Chapitre 4 : Collectivités et stratégies aéroportuaires (interactions aéroports/collectivités)

III. 1.2) La concurrence entre les territoires

III.1.2.1) La concurrence, paradigme dominant de la construction européenne et de la mondialisation

Cette montée progressive de la concurrence entre les acteurs économiques, concurrence définie comme la rivalité entre plusieurs forces poursuivant le même but326, est le résultat de l’ouverture continue et ininterrompue des frontières nationales aux échanges dans le cadre de la construction européenne et de mondialisation327. En Europe, la concurrence a été l’une des priorités parmi l’ensemble des politiques communes dès le Traité de Rome. Avec l’entrée en vigueur de l’Acte unique européen le 1 juillet 1987 qui prévoit la mise place du grand marché intérieur pour 1993, l’objectif est plus ambitieux car il s’agit d’éliminer les frontières internes de la Communauté, ce qui passe par l’abandon des frontières physiques (contrôle sur les biens et les personnes), des frontières techniques (harmonisation des normes, reconnaissance des diplômes, etc.), et des frontières fiscales (rapprochement des taux de TVA et des régimes fiscaux)328. Depuis lors, les économies des pays européens sont ouvertes à la concurrence à la fois (mais à des degrés différents), des autres pays européens et du reste du monde. Dans cet environnement où capitaux et entreprises sont devenus très mobiles, les territoires vont subir cette concurrence sans pouvoir espérer le secours du rempart étatique. Les interventions des Etats européens dans l’économie sont strictement limitées et se font sous le contrôle de la Commission. La concurrence se déroule sur quatre grands types de marché329 :

- Le marché des produits qui génère des activités de production riches en emplois et en retombées fiscales ;

- Le marché des investissements étrangers ;

- Le marché des résidants « intéressants, susceptibles de constituer un avantage économique soit par leur pouvoir d’achat propre, soit par le capital humain et le savoir- faire qu’ils apportent » ;

- Le marché des facilités et des avantages accordés par les autorités publiques (projets publics, organisation d’événements de grande envergure, aides, fiscalité, etc.) ;

Avec l’ouverture des frontières et des marchés entre les Etats européens et a fortiori avec le reste du monde après 1989, va se poser rapidement la question de la compétitivité nationale. De cette question va naître un débat riche d’enseignements.

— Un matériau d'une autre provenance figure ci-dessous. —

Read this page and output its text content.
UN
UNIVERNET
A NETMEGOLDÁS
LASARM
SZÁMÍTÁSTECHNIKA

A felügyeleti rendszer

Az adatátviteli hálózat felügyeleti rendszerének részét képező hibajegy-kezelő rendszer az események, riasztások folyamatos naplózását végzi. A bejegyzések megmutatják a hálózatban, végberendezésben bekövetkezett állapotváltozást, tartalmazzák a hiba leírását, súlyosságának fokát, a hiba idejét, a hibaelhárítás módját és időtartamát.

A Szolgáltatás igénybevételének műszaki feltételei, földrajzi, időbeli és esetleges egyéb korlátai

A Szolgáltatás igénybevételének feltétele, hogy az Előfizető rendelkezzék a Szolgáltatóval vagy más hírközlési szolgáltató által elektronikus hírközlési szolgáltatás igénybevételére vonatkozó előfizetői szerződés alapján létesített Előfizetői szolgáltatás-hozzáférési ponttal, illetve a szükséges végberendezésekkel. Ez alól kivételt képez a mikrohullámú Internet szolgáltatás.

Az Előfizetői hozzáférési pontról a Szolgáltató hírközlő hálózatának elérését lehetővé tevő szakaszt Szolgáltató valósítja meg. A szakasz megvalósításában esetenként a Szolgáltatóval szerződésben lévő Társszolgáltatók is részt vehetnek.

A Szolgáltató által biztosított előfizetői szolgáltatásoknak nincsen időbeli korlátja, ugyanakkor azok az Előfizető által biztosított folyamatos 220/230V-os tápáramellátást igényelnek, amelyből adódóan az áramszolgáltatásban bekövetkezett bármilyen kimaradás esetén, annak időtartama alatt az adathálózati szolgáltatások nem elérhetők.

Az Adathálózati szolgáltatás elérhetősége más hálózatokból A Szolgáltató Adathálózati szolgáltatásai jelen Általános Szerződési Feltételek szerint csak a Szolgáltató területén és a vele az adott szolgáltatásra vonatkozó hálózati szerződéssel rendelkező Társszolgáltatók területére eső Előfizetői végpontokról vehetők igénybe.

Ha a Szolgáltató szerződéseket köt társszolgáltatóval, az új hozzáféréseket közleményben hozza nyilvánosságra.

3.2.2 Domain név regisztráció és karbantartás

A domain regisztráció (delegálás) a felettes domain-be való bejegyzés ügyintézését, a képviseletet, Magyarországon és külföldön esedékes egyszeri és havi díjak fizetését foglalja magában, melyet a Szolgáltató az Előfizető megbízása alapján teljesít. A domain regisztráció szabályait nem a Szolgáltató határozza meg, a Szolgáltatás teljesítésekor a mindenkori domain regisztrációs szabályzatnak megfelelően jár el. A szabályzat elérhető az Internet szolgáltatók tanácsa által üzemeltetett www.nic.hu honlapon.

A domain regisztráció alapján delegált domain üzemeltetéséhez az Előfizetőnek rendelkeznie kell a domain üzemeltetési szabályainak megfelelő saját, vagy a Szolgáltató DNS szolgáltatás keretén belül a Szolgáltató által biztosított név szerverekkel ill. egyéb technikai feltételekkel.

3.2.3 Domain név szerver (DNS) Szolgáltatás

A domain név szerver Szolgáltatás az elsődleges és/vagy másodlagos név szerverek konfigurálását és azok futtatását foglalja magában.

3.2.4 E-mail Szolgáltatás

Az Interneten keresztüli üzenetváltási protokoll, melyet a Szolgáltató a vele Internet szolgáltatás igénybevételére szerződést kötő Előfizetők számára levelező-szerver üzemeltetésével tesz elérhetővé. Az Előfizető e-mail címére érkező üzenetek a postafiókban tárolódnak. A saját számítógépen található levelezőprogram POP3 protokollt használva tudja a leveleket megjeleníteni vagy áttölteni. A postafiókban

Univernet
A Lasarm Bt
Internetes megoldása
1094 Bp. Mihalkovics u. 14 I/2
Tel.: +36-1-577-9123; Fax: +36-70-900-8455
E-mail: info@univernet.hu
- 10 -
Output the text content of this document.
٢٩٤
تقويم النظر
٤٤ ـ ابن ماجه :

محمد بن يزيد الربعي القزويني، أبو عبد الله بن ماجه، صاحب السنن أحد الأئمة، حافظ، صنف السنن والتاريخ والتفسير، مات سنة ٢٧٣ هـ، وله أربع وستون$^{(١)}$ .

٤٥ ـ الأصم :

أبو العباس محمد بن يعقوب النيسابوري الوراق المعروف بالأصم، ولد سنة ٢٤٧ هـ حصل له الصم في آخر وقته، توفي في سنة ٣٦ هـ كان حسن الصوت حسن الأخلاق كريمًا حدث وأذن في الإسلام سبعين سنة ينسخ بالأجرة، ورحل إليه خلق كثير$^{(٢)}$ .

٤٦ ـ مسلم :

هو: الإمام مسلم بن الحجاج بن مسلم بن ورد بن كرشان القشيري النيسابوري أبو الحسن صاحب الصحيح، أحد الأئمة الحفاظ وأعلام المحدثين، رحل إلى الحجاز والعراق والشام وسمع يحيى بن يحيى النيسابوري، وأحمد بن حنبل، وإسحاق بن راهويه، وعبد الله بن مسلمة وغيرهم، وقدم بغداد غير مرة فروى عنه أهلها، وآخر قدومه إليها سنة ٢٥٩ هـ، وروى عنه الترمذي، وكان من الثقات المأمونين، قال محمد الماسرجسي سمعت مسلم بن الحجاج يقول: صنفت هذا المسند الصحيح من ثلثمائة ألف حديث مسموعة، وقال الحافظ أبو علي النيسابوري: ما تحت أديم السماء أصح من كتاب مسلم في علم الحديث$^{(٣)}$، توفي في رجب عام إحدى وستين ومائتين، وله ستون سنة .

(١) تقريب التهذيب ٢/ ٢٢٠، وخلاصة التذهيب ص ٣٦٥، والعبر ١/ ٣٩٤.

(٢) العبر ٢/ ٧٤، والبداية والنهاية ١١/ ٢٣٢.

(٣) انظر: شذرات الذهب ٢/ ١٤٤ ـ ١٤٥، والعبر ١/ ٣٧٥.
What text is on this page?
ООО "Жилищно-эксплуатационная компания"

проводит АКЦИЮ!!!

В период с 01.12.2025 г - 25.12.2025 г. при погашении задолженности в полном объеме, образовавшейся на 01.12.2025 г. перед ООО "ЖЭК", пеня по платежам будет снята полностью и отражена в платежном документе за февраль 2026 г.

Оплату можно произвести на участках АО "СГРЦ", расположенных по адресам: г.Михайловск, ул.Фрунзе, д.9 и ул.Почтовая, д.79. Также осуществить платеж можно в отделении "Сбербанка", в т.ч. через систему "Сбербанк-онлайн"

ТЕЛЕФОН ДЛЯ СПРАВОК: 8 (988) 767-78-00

326 Le Gales P., « Villes en compétition ? », Gouvernement local et politiques urbaines, (dir.) Biarez S., Nevers

J.-Y., Cahiers du CERAT, 1993.

327 Confère les « Rounds » organisés d’abord sous l’égide du GATT dès la fin des années 40 puis de l’OMC à

partir de 1995.

328

Nous avons décrit les principales étapes de la libéralisation du secteur aérien dans le chapitre 2. Par ailleurs, la fiscalité reste une prérogative des Etats membres ce qui pose des problèmes de dumping fiscal.

329 Gordon I., « Compétitivité des villes : Quelle importance au 21ème siècle ? Comment la mesurer ? », Les

III.1.2.2) Les villes sont-elles en concurrence ?330

La question que nous empruntons à Ian Gordon semble aller de soi aux vues des comportements concurrentiels que villes et régions d’Europe adoptent communément depuis de nombreuses années. Cependant, cette question oppose les économistes quant à la réalité d’une véritable concurrence entre territoires. La controverse a été alimentée notamment par les travaux de Paul Krugman et ceux de Michael Porter. Pour le premier, « les villes ne sont pas en concurrence, seules les entreprises le sont » 331 tandis que pour le second, « les sociétés qui réussissent à l’international tirent des éléments clés des avantages concurrentiels – c’est-à-dire de leur capacité à vendre leurs produits sur les marchés les plus concurrentiels – offerts par les caractéristiques particulières des environnements régionaux où elles sont implantées »332. Si ces deux propos semblent s’opposés, ils sont finalement assez complémentaires.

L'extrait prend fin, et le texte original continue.